Les questions qu’on se pose au sujet de  Fayçal Derbal et Adel Grar, se posent également pour d’autres personnes qui s’évertuent à jouer à fond la carte d’interférence, du reste préjudiciable au bon fonctionnement du gouvernement et aux intérêts du pays. C’est le cas, en l’occurrence, de Taoufik Rajhi, ministre-Conseiller auprès du Chef du Gouvernement Chargé du Suivi des Réformes Majeures et Président du Conseil des Analyses Economiques, qui, hormis la présentation en début  2016 de son fameux rapport:  » Programme national des réformes majeures 2016 – 2020 « , qui a suscité une polémique se rapportant à une prétendue plagiat, brille par ne rien faire.
Les annonces parfois fantaisistes de Fadhel Abdelkafi, ministre du Développement, de l’investissement et de la coopération internationale laissent pantois et dubitatif. Ses dernières déclarations sur la fusion des trois banques publiques en une seule ont apostrophé plus d’un. Même si le diagnostic des trois banques est connu depuis maintenant des années, est-il opportun de mettre sur la table un dossier aussi délicat alors qu’aucun choix n’a été encore pris le concernant!
il en est de même pour le ministre de l’équipement et de l’habitat, Mohamed Salah Arfaoui au sujet de l’initiative du crédit pour le premier logement. Ce dernier a passé outre les recommandations arrêtées en commun par la commission des finances de l’ARP stipulant l’élargissement de ce programme à tous les promoteurs immobiliers, non aux promoteurs exclusifs.

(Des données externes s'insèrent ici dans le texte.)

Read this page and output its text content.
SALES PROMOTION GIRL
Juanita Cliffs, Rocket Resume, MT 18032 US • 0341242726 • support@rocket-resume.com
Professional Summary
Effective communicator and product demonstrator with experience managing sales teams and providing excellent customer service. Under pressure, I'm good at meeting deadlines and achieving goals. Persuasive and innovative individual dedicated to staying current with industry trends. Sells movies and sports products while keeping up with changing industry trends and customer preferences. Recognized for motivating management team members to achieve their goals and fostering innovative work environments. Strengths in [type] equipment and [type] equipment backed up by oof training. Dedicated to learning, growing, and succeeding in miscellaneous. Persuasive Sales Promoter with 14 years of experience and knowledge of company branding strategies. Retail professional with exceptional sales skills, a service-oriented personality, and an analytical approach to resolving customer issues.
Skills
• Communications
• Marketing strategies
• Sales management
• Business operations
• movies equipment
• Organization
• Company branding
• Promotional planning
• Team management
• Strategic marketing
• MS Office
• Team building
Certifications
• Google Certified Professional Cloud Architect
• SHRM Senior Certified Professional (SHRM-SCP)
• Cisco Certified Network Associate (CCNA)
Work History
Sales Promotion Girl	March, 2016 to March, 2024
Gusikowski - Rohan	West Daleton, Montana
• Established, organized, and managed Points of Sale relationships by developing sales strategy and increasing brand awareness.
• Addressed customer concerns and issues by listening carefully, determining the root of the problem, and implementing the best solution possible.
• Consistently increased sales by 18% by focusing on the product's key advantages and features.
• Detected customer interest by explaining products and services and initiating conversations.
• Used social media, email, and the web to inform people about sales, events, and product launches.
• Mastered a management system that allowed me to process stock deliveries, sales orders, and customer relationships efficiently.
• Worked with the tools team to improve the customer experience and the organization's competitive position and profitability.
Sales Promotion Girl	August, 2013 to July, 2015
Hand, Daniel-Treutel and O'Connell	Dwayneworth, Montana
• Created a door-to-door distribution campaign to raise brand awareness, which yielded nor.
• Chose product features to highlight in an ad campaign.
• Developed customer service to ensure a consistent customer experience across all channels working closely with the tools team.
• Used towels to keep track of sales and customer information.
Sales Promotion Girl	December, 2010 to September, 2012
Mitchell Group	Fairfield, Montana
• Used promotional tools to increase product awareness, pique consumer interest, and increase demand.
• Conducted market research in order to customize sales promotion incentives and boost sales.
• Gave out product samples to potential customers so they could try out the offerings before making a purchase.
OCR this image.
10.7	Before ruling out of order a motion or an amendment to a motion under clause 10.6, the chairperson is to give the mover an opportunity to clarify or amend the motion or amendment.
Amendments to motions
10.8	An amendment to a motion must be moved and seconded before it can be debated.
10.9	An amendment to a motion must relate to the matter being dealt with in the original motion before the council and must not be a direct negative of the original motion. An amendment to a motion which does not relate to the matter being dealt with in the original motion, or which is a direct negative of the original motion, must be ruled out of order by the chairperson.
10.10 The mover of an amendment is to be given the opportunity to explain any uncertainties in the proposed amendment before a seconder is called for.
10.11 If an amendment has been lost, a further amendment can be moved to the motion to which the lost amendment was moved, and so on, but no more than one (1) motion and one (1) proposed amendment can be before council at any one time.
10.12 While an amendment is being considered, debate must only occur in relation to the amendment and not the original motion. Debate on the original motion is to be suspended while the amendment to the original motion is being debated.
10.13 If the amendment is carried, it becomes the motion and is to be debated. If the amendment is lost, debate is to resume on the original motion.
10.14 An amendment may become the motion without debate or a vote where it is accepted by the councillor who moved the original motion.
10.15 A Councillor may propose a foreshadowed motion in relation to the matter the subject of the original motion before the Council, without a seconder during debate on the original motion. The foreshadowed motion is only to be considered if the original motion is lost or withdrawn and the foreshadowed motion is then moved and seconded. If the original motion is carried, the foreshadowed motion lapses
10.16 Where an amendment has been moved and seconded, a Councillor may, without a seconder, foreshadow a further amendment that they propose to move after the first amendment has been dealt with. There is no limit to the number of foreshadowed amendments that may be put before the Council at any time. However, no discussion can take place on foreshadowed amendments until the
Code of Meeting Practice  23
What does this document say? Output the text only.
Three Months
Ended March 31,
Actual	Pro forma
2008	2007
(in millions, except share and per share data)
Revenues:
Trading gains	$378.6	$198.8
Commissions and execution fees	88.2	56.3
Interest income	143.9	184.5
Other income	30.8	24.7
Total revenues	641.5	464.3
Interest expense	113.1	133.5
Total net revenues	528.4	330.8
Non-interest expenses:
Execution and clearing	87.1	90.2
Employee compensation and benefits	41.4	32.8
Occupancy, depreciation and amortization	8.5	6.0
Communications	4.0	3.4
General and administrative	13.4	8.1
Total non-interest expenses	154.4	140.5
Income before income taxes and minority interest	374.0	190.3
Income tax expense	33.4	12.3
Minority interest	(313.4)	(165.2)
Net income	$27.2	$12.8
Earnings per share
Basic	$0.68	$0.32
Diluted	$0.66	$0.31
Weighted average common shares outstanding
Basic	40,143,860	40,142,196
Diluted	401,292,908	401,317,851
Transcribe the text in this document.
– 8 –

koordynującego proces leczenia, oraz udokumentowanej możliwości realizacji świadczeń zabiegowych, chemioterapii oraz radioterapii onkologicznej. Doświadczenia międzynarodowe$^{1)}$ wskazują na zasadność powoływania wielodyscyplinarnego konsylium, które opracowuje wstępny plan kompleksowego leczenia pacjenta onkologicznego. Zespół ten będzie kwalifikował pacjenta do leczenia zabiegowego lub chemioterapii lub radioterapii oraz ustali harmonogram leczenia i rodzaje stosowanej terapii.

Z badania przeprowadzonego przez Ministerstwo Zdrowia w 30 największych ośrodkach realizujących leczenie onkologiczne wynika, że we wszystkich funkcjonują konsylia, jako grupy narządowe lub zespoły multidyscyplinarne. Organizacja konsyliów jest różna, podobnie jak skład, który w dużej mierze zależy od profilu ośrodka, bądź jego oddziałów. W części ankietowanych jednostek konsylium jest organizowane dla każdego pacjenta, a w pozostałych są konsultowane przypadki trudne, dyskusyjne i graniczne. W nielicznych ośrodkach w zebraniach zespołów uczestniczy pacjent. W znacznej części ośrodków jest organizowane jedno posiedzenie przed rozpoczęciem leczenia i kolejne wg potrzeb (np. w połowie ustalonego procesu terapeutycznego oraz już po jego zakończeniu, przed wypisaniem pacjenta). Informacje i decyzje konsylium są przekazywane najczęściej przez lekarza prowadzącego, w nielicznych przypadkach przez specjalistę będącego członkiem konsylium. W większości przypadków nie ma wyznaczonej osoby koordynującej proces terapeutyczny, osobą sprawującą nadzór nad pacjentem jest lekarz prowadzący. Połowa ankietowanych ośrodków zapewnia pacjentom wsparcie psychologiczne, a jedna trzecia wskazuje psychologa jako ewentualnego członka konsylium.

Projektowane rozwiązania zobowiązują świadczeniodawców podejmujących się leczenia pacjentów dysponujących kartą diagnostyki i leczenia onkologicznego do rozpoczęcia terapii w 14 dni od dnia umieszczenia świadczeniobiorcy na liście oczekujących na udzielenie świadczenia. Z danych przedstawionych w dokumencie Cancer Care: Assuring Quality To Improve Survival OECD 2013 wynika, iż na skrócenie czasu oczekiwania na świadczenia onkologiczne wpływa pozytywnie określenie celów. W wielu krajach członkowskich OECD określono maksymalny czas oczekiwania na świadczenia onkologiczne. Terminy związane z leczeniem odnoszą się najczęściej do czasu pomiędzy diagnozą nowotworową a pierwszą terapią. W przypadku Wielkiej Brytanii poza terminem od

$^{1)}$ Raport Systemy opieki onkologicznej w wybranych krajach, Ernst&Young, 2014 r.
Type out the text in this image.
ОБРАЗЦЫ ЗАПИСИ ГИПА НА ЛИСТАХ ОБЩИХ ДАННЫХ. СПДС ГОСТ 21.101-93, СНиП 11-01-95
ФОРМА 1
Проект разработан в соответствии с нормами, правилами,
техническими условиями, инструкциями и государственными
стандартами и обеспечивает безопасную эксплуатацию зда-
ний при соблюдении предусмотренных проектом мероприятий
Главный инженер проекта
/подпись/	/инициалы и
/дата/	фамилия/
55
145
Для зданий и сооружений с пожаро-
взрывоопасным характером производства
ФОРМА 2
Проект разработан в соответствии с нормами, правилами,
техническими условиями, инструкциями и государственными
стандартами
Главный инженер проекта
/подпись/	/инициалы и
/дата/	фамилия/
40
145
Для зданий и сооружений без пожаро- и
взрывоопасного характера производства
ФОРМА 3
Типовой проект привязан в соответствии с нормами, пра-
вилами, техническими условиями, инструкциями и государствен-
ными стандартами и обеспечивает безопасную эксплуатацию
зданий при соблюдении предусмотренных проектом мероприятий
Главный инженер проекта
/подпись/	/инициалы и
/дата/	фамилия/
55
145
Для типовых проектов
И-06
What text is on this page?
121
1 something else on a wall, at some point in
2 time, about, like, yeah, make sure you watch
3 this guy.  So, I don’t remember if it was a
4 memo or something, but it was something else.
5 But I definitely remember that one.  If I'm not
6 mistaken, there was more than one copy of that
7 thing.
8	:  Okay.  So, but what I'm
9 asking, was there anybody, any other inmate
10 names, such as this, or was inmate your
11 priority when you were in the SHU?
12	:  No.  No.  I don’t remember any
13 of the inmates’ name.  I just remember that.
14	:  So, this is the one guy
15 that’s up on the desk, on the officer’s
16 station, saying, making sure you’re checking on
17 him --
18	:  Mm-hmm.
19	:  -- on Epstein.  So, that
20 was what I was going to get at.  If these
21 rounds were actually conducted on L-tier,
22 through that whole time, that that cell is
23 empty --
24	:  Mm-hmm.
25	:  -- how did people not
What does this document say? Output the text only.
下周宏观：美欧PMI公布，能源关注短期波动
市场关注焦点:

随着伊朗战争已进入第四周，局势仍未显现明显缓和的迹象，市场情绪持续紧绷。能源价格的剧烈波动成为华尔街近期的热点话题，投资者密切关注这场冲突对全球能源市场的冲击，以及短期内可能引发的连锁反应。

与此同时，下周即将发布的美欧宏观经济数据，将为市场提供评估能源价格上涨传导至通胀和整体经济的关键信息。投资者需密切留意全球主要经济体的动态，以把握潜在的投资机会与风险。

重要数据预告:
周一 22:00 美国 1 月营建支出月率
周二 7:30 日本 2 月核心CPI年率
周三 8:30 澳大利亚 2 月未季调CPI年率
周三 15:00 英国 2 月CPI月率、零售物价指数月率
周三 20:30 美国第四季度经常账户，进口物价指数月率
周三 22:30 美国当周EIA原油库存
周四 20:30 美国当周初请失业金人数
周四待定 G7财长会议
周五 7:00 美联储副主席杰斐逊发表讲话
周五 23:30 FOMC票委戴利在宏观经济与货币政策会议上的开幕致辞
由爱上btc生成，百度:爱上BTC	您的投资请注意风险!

La publication des décrets d’application a interloqué plus d’un, puisque le ministre a maintenu la notion du promoteur immobilier exclusif laissant certains spéculer que la disposition en question est ciblée et qu’elle cache un conflit d’intérêt.
Six mois après l’entrée du gouvernement Chahed en activité, l’harmonie qu’on cherche semble voler en éclat,  que chacun fait à sa guise et qu’un problème de pilotage fait encore cruellement défaut. Etonnant!